Сколько спусков она испортила мне! Я потому и вспомнила о ней сегодня, что впервые после приезда попыталась спуститься. И даже здесь, за сто километров от нее, душа вспомнила насилие и грубость, и спускаться мне мешает уверенность, что там, в городе, Катюша, делая уроки, слышит из-за стены этот жесткий голос.

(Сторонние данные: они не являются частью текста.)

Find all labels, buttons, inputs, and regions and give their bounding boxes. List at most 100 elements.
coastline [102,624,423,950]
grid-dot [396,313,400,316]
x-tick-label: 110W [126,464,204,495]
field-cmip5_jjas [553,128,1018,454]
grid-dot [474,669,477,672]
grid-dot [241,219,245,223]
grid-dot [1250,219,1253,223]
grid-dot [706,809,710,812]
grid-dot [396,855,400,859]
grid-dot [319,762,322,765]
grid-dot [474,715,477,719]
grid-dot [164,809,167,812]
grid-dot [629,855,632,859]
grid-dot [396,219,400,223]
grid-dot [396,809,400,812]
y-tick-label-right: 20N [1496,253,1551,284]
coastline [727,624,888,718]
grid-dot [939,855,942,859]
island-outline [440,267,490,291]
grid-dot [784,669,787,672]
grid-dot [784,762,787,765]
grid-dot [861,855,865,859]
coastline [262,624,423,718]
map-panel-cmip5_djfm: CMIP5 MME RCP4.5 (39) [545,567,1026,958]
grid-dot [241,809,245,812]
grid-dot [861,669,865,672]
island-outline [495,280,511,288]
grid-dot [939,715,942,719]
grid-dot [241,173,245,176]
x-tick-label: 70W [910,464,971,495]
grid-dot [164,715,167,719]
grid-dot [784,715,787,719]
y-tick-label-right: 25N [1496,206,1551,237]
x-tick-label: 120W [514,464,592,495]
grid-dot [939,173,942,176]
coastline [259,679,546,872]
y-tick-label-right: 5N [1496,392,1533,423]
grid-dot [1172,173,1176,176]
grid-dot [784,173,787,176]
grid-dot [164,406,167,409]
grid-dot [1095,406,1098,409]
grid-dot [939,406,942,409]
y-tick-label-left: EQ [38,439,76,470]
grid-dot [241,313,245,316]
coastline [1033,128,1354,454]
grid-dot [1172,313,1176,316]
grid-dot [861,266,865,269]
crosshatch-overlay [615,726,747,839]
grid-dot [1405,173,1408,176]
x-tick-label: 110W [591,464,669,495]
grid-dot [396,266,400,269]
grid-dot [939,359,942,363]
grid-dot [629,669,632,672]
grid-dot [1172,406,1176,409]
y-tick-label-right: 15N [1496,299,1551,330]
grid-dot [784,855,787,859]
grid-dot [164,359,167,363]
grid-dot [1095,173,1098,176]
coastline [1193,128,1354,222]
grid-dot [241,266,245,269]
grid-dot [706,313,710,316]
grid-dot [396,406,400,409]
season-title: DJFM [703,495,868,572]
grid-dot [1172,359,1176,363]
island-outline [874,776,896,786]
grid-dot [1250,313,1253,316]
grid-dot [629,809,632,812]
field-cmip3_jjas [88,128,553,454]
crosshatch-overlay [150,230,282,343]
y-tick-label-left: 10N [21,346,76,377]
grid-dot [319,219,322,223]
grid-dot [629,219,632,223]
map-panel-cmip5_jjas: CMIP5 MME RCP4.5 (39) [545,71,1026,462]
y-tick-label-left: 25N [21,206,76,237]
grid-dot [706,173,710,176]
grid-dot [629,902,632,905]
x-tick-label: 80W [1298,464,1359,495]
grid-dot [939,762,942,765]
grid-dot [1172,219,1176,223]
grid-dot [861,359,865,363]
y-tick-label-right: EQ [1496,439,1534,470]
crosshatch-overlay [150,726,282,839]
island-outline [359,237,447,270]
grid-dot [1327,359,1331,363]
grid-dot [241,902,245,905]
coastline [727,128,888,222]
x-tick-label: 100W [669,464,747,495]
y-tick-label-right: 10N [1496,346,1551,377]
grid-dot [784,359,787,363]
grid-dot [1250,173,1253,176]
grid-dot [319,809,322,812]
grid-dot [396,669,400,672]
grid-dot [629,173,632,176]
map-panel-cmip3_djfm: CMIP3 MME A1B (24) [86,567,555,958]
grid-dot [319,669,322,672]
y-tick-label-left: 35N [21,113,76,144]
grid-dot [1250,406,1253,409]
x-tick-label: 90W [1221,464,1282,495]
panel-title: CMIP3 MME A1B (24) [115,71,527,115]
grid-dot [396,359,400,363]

И все же сегодня первый спуск состоялся. Он был еще только пробный, недолгий. Я еще только примеривалась и убеждала себя не бояться… Я еще видела комнату. Я еще поглядывала на часы. Я еще вздрагивала оттого, что внизу хлопнула дверь. Непроницаемая толща воды, охраняющая душу от вторжения, еще не сомкнулась над моей головой, еще не стала между мною и миром.
Но теперь я уже верю: сомкнется.
… Не странно ли, что это погружение на дно вместе с Ленинградом, Катенькой, ночной Невой, что этот тайный, внятный только мне звук, возникающий от скрещения тишины и памяти, – что потом он с помощью чернил, бумаги, типографии обретет плоть и получит такое обыденное, общепринятое, всем доступное наименование: книга?